22 Years of DNA Testing Suggest Christopher Columbus Was a Sephardic Jew

DNA analysis of Christopher Columbus has revealed long-held secrets about the navigator.

A team of Spanish scientists led by forensic expert Miguel Lorente spent 22 years analyzing DNA from Christopher Columbus’s bones. The remains of the famed navigator, who died in 1506, are housed in Seville Cathedral.

The researchers also examined the DNA of Columbus’s close relatives—his son Hernando and his brother Diego. That comparison helped uncover the explorer’s origins, a topic that has sparked heated debate for years.

What Did the Scientists Discover?

Experts from multiple countries have argued for years over whether the remains in the cathedral actually belong to Columbus. It wasn’t until 2003 that Miguel Lorente and historian Marcial Castro received permission to open the tomb and study the bones.

At the time, technology only allowed analysis of very small amounts of genetic material, as the Daily Mail reported. But over the two decades that followed, advances in DNA methods let scientists more accurately determine the identity of the remains.

“The previous theory that the remains in Seville belong to Christopher Columbus has been definitively confirmed,” Mr. Lorente said. Advances in DNA analysis also helped clarify the nationality and origins of the explorer, who led Spain-funded expeditions in the 1490s and opened the door to European conquest of the Americas.

DNA analysis of Christopher Columbus has revealed long-held secrets about the navigator.

Columbus’s tomb in Seville Cathedral

Scotsman, Catalan, or Jew?

Some researchers argued Columbus was born in Genoa, while others suggested Poland or Spain. He has been proposed as Scottish, Greek, Jewish, Catalan, Portuguese, and Basque.

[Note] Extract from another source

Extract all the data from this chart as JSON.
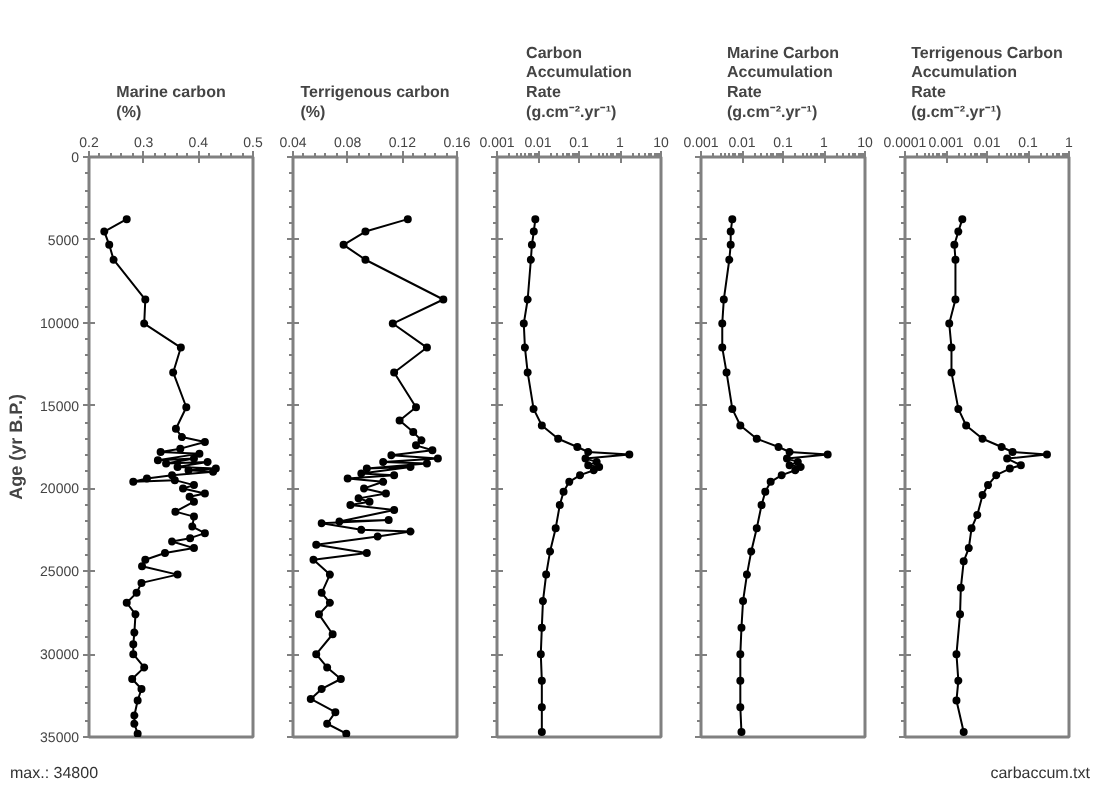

In a documentary titled “Columbus’s DNA: The True Origins,” recently aired on Spanish television, scientists presented their findings.

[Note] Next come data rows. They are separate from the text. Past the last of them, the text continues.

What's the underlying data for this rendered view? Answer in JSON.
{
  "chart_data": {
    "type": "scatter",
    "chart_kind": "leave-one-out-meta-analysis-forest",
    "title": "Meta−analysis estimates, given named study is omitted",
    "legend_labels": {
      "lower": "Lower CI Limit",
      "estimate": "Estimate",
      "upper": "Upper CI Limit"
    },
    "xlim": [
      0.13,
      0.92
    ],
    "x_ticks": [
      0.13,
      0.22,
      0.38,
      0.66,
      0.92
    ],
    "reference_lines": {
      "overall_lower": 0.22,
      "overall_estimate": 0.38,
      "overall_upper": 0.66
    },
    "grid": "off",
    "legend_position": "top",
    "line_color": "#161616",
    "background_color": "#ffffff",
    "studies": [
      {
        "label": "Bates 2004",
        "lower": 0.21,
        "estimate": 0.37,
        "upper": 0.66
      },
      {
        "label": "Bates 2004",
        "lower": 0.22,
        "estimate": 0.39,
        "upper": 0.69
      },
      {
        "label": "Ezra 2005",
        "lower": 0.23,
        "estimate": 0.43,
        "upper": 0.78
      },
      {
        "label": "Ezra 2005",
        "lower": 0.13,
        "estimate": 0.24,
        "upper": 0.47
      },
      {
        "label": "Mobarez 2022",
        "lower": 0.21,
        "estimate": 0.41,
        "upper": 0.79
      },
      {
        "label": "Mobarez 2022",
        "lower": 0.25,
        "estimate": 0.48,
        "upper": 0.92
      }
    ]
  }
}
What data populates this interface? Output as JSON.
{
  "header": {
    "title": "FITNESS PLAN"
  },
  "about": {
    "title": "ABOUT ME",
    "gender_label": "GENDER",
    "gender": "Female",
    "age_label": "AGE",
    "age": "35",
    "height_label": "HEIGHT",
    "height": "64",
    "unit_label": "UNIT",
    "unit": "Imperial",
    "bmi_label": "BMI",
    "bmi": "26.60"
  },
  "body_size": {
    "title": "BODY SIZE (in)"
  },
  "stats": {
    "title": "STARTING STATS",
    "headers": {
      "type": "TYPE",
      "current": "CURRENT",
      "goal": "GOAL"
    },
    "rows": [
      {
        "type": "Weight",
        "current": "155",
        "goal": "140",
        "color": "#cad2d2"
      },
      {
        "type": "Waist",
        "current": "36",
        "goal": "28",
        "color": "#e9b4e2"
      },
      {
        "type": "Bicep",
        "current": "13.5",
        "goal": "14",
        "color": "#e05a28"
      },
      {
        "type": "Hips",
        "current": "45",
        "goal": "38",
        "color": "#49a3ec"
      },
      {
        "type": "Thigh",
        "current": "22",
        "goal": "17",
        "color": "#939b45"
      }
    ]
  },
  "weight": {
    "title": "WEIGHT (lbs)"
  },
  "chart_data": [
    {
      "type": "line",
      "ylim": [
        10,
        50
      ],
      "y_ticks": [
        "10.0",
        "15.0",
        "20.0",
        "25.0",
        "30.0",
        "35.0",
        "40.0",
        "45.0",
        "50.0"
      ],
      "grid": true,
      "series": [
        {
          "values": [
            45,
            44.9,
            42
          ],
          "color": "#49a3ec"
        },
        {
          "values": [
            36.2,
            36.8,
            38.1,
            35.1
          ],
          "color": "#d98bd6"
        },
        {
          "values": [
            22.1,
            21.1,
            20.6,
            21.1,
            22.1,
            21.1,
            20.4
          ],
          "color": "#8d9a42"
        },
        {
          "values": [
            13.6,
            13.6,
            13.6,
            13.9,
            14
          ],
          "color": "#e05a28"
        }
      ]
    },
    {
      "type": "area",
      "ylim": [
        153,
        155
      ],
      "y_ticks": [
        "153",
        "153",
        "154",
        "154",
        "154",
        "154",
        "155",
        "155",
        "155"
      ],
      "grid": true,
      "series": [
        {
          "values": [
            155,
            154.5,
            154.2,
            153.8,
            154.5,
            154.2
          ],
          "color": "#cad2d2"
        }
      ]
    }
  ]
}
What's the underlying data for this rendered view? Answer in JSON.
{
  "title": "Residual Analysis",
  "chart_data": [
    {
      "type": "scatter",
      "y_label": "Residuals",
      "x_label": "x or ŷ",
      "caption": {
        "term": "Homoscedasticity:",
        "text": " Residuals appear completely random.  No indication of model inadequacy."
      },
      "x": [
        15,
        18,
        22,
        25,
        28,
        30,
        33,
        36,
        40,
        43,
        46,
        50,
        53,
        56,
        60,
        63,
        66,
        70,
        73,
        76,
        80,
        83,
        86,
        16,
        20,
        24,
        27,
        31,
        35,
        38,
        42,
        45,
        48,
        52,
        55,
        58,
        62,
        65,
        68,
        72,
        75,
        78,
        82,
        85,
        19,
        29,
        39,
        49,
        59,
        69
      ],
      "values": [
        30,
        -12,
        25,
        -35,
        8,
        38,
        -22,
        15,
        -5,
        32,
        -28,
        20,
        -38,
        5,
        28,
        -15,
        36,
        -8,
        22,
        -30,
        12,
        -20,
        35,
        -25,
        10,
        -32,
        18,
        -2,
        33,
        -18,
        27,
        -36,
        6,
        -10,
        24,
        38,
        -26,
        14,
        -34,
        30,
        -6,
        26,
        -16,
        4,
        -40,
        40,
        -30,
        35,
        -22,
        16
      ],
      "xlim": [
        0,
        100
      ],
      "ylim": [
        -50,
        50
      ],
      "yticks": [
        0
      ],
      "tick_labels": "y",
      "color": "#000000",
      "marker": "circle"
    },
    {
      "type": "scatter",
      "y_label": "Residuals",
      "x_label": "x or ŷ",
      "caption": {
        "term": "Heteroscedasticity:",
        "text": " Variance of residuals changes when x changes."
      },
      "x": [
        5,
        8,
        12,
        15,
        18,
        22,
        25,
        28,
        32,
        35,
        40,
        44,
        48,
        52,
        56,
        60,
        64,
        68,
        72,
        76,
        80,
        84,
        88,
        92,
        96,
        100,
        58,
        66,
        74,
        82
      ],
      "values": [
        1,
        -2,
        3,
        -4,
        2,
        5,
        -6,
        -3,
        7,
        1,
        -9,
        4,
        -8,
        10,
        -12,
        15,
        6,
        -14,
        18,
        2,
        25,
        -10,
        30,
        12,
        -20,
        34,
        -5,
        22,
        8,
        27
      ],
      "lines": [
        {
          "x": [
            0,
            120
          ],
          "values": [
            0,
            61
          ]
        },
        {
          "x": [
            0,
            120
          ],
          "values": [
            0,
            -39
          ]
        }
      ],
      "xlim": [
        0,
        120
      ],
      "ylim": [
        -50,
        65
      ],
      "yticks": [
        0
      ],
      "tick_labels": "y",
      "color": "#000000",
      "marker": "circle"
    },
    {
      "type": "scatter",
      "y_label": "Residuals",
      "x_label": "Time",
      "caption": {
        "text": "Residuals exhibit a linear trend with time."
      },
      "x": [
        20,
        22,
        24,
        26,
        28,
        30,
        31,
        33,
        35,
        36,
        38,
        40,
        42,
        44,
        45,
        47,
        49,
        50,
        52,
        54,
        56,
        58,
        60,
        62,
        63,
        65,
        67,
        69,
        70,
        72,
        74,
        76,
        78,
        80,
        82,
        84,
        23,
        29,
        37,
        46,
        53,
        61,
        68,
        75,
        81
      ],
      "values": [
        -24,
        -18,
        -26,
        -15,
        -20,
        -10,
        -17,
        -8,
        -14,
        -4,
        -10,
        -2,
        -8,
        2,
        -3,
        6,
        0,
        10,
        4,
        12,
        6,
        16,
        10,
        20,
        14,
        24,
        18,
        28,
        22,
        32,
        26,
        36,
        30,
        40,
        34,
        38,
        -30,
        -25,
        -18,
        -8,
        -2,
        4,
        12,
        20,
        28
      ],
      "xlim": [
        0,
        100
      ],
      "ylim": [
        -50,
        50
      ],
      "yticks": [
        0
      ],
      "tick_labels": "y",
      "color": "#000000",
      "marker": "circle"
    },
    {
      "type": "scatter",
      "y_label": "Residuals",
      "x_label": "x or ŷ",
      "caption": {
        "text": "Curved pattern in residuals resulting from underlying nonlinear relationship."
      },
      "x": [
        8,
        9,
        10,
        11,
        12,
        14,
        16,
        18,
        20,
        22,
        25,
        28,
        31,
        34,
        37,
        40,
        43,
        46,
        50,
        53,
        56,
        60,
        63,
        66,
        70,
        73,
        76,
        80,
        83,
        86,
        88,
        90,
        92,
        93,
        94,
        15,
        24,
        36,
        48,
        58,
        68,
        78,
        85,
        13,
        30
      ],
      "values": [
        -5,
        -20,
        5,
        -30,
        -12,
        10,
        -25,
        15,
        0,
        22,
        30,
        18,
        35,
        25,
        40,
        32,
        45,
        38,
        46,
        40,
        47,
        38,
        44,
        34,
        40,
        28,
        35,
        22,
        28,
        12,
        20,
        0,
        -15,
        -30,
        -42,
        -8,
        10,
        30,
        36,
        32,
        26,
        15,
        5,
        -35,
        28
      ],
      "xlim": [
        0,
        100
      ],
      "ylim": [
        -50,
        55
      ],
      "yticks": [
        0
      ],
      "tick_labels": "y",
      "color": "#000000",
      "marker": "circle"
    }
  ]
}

The film revealed that Columbus was a Sephardic Jew from Western Europe. In the documentary, Miguel Lorente discussed the DNA analysis of Columbus’s son, Hernando, as reported by CNN. “Both the Y chromosome and the mitochondrial DNA show markers consistent with Jewish ancestry,” the forensic expert said.

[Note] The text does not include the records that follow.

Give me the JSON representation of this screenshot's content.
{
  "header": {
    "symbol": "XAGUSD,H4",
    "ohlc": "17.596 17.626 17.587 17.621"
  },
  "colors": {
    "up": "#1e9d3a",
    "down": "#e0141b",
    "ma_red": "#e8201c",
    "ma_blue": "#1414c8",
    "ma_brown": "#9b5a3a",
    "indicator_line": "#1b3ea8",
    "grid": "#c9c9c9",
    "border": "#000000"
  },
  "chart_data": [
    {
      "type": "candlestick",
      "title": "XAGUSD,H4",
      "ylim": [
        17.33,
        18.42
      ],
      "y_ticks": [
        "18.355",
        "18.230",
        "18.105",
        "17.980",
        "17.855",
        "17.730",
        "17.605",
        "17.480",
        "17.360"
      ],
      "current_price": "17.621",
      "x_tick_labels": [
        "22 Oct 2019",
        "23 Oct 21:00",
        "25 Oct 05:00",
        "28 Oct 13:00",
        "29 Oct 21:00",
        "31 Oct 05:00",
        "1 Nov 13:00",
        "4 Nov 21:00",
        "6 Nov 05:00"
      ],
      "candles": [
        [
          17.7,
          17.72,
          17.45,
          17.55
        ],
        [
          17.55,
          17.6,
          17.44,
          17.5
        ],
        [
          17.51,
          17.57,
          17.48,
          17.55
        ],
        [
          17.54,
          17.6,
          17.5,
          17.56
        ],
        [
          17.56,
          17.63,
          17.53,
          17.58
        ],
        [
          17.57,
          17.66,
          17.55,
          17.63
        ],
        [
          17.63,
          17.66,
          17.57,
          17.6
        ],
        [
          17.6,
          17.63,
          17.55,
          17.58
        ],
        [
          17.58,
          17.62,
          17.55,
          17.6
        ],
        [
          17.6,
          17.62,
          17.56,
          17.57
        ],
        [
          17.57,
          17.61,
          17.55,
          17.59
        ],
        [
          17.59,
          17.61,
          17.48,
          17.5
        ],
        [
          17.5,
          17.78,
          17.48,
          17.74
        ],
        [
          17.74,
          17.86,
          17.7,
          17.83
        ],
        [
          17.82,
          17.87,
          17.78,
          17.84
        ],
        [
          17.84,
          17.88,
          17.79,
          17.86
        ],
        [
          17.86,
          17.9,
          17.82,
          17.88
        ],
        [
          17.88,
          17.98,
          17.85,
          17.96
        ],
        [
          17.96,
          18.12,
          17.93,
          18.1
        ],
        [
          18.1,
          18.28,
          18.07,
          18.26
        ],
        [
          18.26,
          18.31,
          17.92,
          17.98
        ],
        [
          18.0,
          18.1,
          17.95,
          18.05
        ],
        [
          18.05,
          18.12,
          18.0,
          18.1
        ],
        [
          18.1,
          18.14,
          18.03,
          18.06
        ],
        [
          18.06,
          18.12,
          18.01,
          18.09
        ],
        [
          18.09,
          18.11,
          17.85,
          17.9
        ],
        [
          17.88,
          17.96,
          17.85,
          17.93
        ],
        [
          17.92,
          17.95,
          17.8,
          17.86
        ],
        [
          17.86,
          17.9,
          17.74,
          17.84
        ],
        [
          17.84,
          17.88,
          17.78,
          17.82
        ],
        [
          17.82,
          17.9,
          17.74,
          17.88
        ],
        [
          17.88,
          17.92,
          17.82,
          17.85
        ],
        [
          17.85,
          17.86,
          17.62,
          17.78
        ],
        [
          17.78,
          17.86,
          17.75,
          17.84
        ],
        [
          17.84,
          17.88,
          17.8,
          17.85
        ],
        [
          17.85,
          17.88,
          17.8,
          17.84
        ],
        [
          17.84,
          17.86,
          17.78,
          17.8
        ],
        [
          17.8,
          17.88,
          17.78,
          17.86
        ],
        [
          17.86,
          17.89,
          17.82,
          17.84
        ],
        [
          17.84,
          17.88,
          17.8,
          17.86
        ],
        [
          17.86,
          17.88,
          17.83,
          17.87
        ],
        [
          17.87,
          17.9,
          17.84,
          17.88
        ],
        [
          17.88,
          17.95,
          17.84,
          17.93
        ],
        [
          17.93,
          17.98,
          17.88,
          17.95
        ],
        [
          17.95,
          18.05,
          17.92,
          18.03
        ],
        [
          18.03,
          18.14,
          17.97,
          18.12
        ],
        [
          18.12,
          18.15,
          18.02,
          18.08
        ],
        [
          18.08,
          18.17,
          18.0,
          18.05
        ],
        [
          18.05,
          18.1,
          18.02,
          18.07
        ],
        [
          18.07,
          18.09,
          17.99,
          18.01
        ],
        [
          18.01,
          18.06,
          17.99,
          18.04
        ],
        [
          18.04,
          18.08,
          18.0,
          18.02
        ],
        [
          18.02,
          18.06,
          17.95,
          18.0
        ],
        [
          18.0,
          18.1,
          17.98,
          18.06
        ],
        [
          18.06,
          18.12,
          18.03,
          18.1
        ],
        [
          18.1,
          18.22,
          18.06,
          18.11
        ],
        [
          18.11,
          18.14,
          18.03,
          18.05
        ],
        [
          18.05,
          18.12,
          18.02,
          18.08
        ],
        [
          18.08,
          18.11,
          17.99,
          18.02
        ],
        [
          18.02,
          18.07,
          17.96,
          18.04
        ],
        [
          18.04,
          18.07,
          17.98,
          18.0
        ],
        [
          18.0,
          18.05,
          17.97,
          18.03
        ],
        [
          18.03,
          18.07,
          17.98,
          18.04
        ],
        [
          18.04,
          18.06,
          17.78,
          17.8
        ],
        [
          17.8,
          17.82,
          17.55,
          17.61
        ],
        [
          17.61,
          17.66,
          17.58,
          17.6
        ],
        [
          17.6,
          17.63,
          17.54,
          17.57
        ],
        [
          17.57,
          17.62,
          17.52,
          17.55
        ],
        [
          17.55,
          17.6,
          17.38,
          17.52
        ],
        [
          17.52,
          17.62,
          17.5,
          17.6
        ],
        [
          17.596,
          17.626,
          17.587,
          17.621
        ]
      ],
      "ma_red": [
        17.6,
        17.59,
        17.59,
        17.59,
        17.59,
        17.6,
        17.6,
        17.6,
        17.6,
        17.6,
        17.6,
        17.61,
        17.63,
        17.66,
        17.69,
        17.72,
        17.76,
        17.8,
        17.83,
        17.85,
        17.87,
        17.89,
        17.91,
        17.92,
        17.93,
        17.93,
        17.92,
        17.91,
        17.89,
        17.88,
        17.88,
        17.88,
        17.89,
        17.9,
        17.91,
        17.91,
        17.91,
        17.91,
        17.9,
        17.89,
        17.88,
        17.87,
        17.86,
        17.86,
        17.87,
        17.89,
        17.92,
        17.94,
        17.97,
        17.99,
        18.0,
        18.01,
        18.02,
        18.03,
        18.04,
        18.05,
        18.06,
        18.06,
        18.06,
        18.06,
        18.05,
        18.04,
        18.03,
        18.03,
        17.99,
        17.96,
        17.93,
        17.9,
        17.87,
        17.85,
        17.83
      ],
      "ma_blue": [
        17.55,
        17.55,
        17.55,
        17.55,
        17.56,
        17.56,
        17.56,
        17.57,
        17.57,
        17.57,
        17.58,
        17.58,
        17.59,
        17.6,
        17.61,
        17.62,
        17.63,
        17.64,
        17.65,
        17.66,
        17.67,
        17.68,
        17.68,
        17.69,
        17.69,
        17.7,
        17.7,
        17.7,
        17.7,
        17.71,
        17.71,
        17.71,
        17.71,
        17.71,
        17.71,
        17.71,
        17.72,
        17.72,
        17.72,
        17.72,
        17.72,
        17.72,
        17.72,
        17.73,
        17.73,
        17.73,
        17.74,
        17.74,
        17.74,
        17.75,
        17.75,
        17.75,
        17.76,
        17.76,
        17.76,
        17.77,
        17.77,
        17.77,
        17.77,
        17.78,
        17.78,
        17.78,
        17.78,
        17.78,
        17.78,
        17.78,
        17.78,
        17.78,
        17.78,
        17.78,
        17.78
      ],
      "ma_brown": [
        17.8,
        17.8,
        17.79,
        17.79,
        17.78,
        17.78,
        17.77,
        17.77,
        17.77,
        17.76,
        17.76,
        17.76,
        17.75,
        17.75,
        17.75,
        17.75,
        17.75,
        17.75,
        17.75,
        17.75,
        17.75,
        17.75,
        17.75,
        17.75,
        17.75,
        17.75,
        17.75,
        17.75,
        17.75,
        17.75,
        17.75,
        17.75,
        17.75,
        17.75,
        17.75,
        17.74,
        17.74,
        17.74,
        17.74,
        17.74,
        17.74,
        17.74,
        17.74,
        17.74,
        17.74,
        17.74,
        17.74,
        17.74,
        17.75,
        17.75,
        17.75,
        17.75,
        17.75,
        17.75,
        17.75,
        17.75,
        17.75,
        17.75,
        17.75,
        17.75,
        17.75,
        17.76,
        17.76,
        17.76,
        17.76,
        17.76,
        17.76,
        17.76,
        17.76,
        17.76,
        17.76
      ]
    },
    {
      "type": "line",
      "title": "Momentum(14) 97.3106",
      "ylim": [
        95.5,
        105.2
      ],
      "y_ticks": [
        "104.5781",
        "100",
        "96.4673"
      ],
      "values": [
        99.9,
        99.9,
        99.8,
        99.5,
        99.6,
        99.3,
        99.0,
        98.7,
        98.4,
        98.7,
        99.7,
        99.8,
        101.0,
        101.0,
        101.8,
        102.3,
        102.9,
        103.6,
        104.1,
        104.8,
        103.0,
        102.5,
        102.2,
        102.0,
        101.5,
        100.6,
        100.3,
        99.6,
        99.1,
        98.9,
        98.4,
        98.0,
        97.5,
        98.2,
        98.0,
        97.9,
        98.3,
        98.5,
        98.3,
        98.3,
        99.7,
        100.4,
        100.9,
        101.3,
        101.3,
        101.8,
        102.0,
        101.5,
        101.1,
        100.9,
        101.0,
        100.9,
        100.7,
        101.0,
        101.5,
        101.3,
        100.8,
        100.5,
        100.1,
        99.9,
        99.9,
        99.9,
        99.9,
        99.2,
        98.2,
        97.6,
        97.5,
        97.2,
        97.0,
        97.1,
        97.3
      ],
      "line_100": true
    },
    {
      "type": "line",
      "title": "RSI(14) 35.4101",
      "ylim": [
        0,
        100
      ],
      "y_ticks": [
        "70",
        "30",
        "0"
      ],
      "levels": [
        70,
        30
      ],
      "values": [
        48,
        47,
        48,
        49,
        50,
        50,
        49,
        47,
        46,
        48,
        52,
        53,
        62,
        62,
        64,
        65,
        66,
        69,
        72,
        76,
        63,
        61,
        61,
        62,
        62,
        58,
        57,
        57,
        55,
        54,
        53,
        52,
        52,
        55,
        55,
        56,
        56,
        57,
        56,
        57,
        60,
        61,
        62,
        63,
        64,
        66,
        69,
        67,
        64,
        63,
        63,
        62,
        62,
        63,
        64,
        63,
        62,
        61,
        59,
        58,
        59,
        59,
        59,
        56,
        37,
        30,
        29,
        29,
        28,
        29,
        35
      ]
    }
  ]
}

About 300,000 Jews lived in Spain before Catholic monarchs Isabella and Ferdinand ordered Jews and Muslims to convert to Catholicism or leave the country. As a result, Sephardic Jews dispersed around the world (the word “Sephard” in Hebrew means “Spain”).

After analyzing 25 potential locations for Columbus’s origins, the team concluded that he was born in Western Europe.

DNA analysis of Christopher Columbus has revealed long-held secrets about the navigator.

On Diseases Brought to America

The arrival of Europeans in the Americas brought deadly diseases to indigenous populations, such as smallpox and measles. Many historians also argue that Columbus’s crew introduced sexually transmitted infections, including syphilis, to Europe. The first documented outbreak of syphilis in Europe occurred in the late 15th century, which led researchers to speculate that Columbus’s expedition brought the disease from the Americas to Europe.

However, a new study from the University of Basel in Switzerland found that this class of disease was present in the Americas thousands of years before Columbus’s voyage.

Researchers discovered evidence of treponematosis—an ancient disease related to syphilis—in Brazil more than 2,000 years before the navigator set sail in 1492.

Columbus’s legacy is controversial because of how members of his expeditions treated indigenous peoples. In the years after the Spanish arrived in the New World, roughly seven million local inhabitants—about 85 percent of the population—perished.

Columbus died in the Spanish city of Valladolid. According to his will, he wanted to be buried on the island of Hispaniola, now shared by the Dominican Republic and Haiti. His remains were moved there in 1542, then to Cuba in 1795, and finally to Seville in 1898.